Book Review: Convenience Store Woman

29.10.2020

Book Review | Convenience Store Woman by Sayaka Murata

I do not know how to feel about this book. There I said it. Even while I was reading it I didn’t know how I felt. This week I popped into my local bookshop to talk to my pal Lizzie and she didn’t know how she felt about it. But it seems we’re both a little obsessed with it. Very confusing.

I’ve talked to people who love it and people who hated it and the thing I heard most was that people just felt kind of underwhelmed by the hype surrounding it. I think I felt a little bit like that perhaps. It was EVERYWHERE for such a long time. It, like Queenie, had numerous different coloured cover versions, prominently displayed in bookshops for months on end and was lavished by praise. By the time I got around to reading it I guess I expected to adore it. And I definitely didn’t adore it. But I also did enjoy reading it and sped through it in a couple of days. What a conundrum.

I’ll start with the things that bothered me because I do genuinely want to be able to focus in on what I did like about it! Simply put it’s quite a strange book. The protagonist Keiko is at odds with the rest of Japanese society both in her understanding of the world and her desires. I’ve seen people suggest that she has undiagnosed aspergers and perhaps that’s the case but nothing of this sort is explored in the novel. Keiko is just Keiko, but no-one else understands her. I enjoyed this facet of the novel, simply presenting the world from this character’s point of view. However, while I liked seeing the demands of Japanese society through her eyes and completely empathised with her, there are aspects of her past and her personality that are fairly terrifying. These are brought up and then never really dealt with, affecting my ability to quite get a handle on who Keiko is and how much I should applaud the decisions she ends up making. Perhaps because of this I should be kinder to the other characters but although, as I mentioned before, it’s very interesting to see the expectations her society in Japan place upon her, there were also times when I felt like her friends seemed a little like automatons rather than individuals able and willing to see Keiko for who she is. Finally, and most irritatingly, there’s a huge amount of repetition in the book. Conversations are rehashed with issues and arguments dredged up repeatedly. Again, much of this has a purpose in understanding Keiko and her viewpoint, but as a reader it sometimes felt like simply re-reading big chunks you’d already tackled.

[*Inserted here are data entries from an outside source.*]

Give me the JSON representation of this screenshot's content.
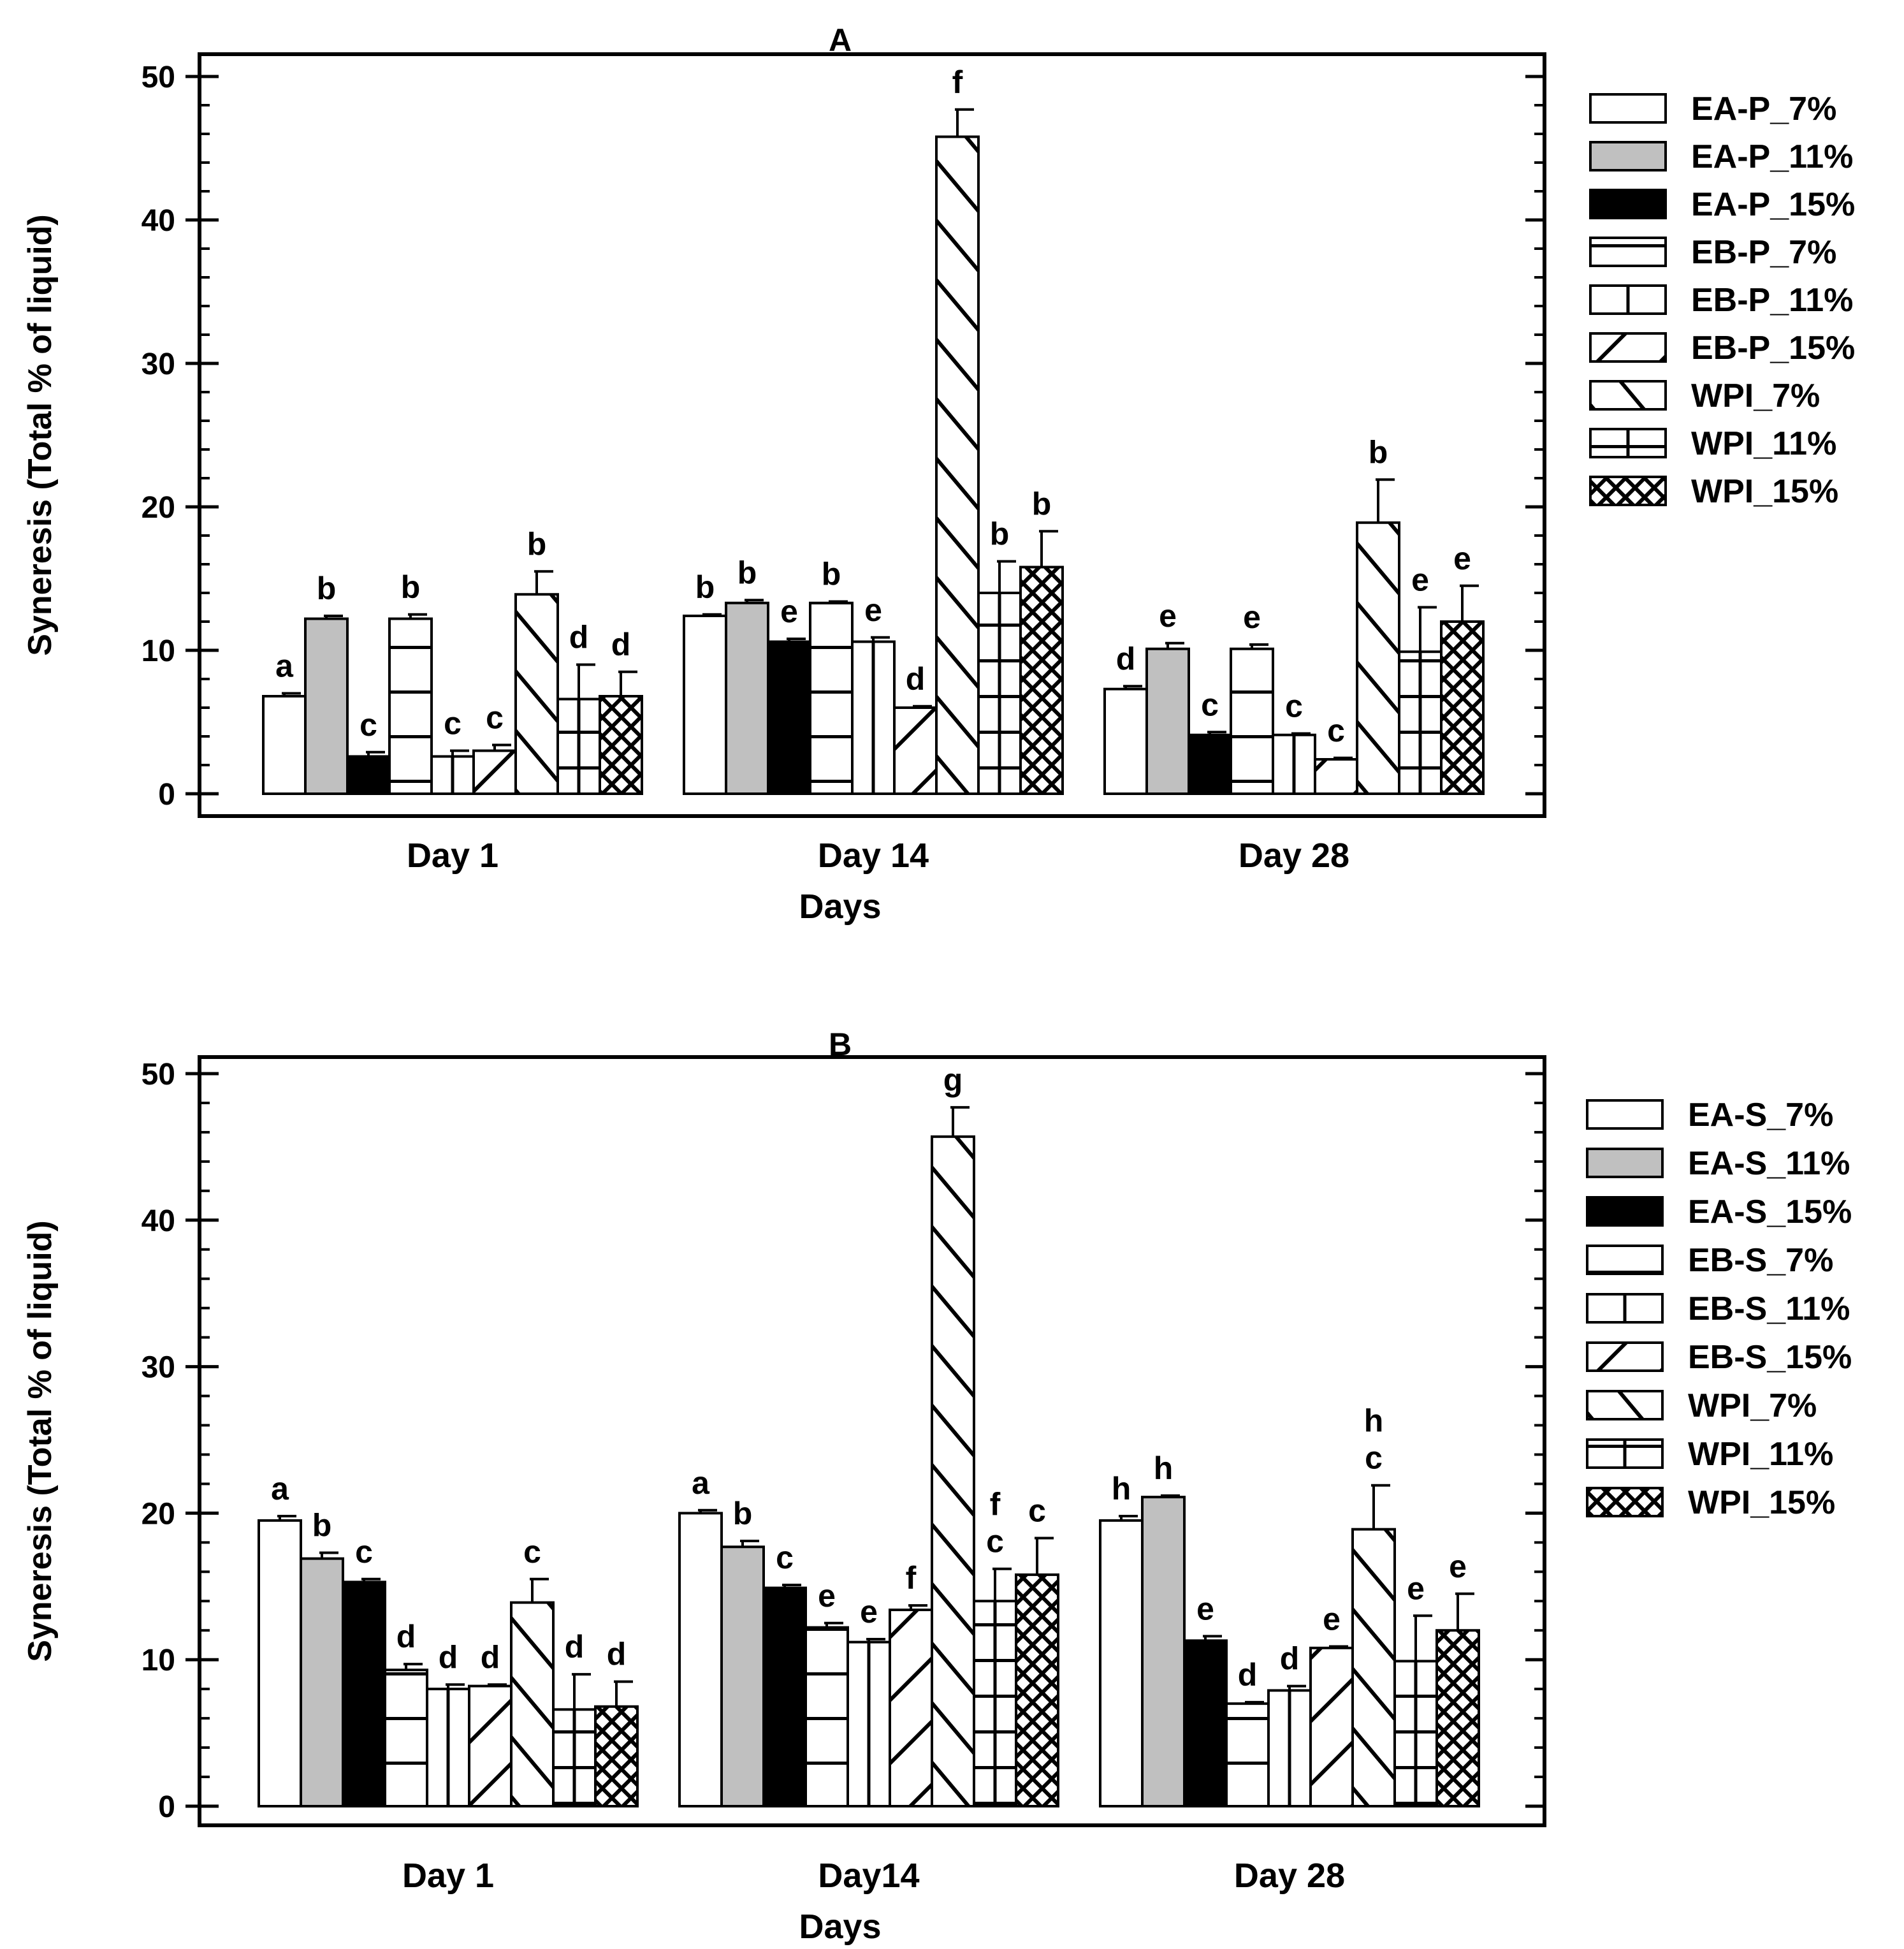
{
  "chart_data": [
    {
      "panel_label": "A",
      "type": "bar",
      "title": "A",
      "xlabel": "Days",
      "ylabel": "Syneresis (Total % of liquid)",
      "ylim": [
        0,
        50
      ],
      "yticks": [
        0,
        10,
        20,
        30,
        40,
        50
      ],
      "categories": [
        "Day 1",
        "Day 14",
        "Day 28"
      ],
      "legend_position": "right",
      "series": [
        {
          "name": "EA-P_7%",
          "pattern": "open",
          "values": [
            6.8,
            12.4,
            7.3
          ],
          "errors": [
            0.2,
            0.1,
            0.2
          ],
          "letters": [
            "a",
            "b",
            "d"
          ]
        },
        {
          "name": "EA-P_11%",
          "pattern": "gray",
          "values": [
            12.2,
            13.3,
            10.1
          ],
          "errors": [
            0.2,
            0.2,
            0.4
          ],
          "letters": [
            "b",
            "b",
            "e"
          ]
        },
        {
          "name": "EA-P_15%",
          "pattern": "black",
          "values": [
            2.6,
            10.6,
            4.1
          ],
          "errors": [
            0.3,
            0.2,
            0.2
          ],
          "letters": [
            "c",
            "e",
            "c"
          ]
        },
        {
          "name": "EB-P_7%",
          "pattern": "hlines",
          "values": [
            12.2,
            13.3,
            10.1
          ],
          "errors": [
            0.3,
            0.1,
            0.3
          ],
          "letters": [
            "b",
            "b",
            "e"
          ]
        },
        {
          "name": "EB-P_11%",
          "pattern": "vline",
          "values": [
            2.6,
            10.6,
            4.1
          ],
          "errors": [
            0.4,
            0.3,
            0.1
          ],
          "letters": [
            "c",
            "e",
            "c"
          ]
        },
        {
          "name": "EB-P_15%",
          "pattern": "backdiag",
          "values": [
            3.0,
            6.0,
            2.4
          ],
          "errors": [
            0.4,
            0.1,
            0.1
          ],
          "letters": [
            "c",
            "d",
            "c"
          ]
        },
        {
          "name": "WPI_7%",
          "pattern": "fwddiag",
          "values": [
            13.9,
            45.8,
            18.9
          ],
          "errors": [
            1.6,
            1.9,
            3.0
          ],
          "letters": [
            "b",
            "f",
            "b"
          ]
        },
        {
          "name": "WPI_11%",
          "pattern": "grid",
          "values": [
            6.6,
            14.0,
            9.9
          ],
          "errors": [
            2.4,
            2.2,
            3.1
          ],
          "letters": [
            "d",
            "b",
            "e"
          ]
        },
        {
          "name": "WPI_15%",
          "pattern": "cross",
          "values": [
            6.8,
            15.8,
            12.0
          ],
          "errors": [
            1.7,
            2.5,
            2.5
          ],
          "letters": [
            "d",
            "b",
            "e"
          ]
        }
      ]
    },
    {
      "panel_label": "B",
      "type": "bar",
      "title": "B",
      "xlabel": "Days",
      "ylabel": "Syneresis (Total % of liquid)",
      "ylim": [
        0,
        50
      ],
      "yticks": [
        0,
        10,
        20,
        30,
        40,
        50
      ],
      "categories": [
        "Day 1",
        "Day14",
        "Day 28"
      ],
      "legend_position": "right",
      "series": [
        {
          "name": "EA-S_7%",
          "pattern": "open",
          "values": [
            19.5,
            20.0,
            19.5
          ],
          "errors": [
            0.3,
            0.2,
            0.3
          ],
          "letters": [
            "a",
            "a",
            "h"
          ]
        },
        {
          "name": "EA-S_11%",
          "pattern": "gray",
          "values": [
            16.9,
            17.7,
            21.1
          ],
          "errors": [
            0.4,
            0.4,
            0.1
          ],
          "letters": [
            "b",
            "b",
            "h"
          ]
        },
        {
          "name": "EA-S_15%",
          "pattern": "black",
          "values": [
            15.3,
            14.9,
            11.3
          ],
          "errors": [
            0.2,
            0.2,
            0.3
          ],
          "letters": [
            "c",
            "c",
            "e"
          ]
        },
        {
          "name": "EB-S_7%",
          "pattern": "hlines",
          "values": [
            9.3,
            12.2,
            7.0
          ],
          "errors": [
            0.4,
            0.3,
            0.1
          ],
          "letters": [
            "d",
            "e",
            "d"
          ]
        },
        {
          "name": "EB-S_11%",
          "pattern": "vline",
          "values": [
            8.0,
            11.2,
            7.9
          ],
          "errors": [
            0.3,
            0.2,
            0.3
          ],
          "letters": [
            "d",
            "e",
            "d"
          ]
        },
        {
          "name": "EB-S_15%",
          "pattern": "backdiag",
          "values": [
            8.2,
            13.4,
            10.8
          ],
          "errors": [
            0.1,
            0.3,
            0.1
          ],
          "letters": [
            "d",
            "f",
            "e"
          ]
        },
        {
          "name": "WPI_7%",
          "pattern": "fwddiag",
          "values": [
            13.9,
            45.7,
            18.9
          ],
          "errors": [
            1.6,
            2.0,
            3.0
          ],
          "letters": [
            "c",
            "g",
            "h\nc"
          ]
        },
        {
          "name": "WPI_11%",
          "pattern": "grid",
          "values": [
            6.6,
            14.0,
            9.9
          ],
          "errors": [
            2.4,
            2.2,
            3.1
          ],
          "letters": [
            "d",
            "f\nc",
            "e"
          ]
        },
        {
          "name": "WPI_15%",
          "pattern": "cross",
          "values": [
            6.8,
            15.8,
            12.0
          ],
          "errors": [
            1.7,
            2.5,
            2.5
          ],
          "letters": [
            "d",
            "c",
            "e"
          ]
        }
      ]
    }
  ]
}
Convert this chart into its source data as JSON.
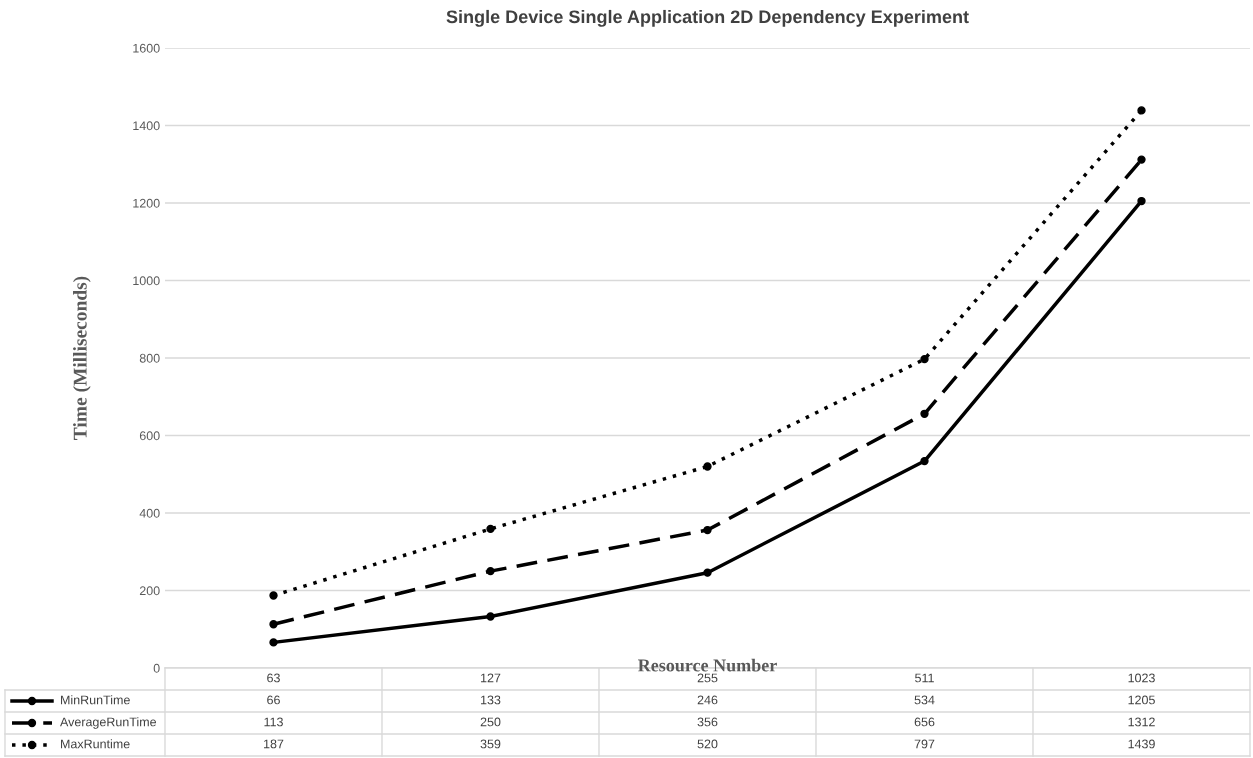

Despite the above, and though it may seem otherwise, I mostly enjoyed Convenience Store Woman. I’ve passed my copy onto my Dad for a read (so far his feedback is: ‘quite bizarre’). I thought Keiko was a strange, unique character. I loved the clarity in her thinking in regards to how to create a life that balances society’s expectations of her with personal happiness. I loved the way in which her daily needs and desires were so so unusual and yet so clear. The more I learn about the author Sayaka Murata of course the more I wonder how much of herself is in Keiko and I think that’s what really elevated the book for me. This quiet understanding of the character. The insight into how Keiko thinks and feels is so articulate and I found myself both intrigued by her and also invested in her decision making process. So often I felt a sense of empathy when no-one else around her seemed to want to look past her surface and also pride at how she was forging her own path. It’s this rendering of Keiko that lead to what were, for me, moments of brilliance in the novel. In amongst all the other characters, the somewhat circular discussions and even the worrying aspects of Keiko herself, I felt myself consistently engaged by the insight I was offered into our protagonist’s mind.

So yeah, I have mixed feelings about Convenience Store Woman but you can be sure I’m going to read Murata’s newest novel Earthlings.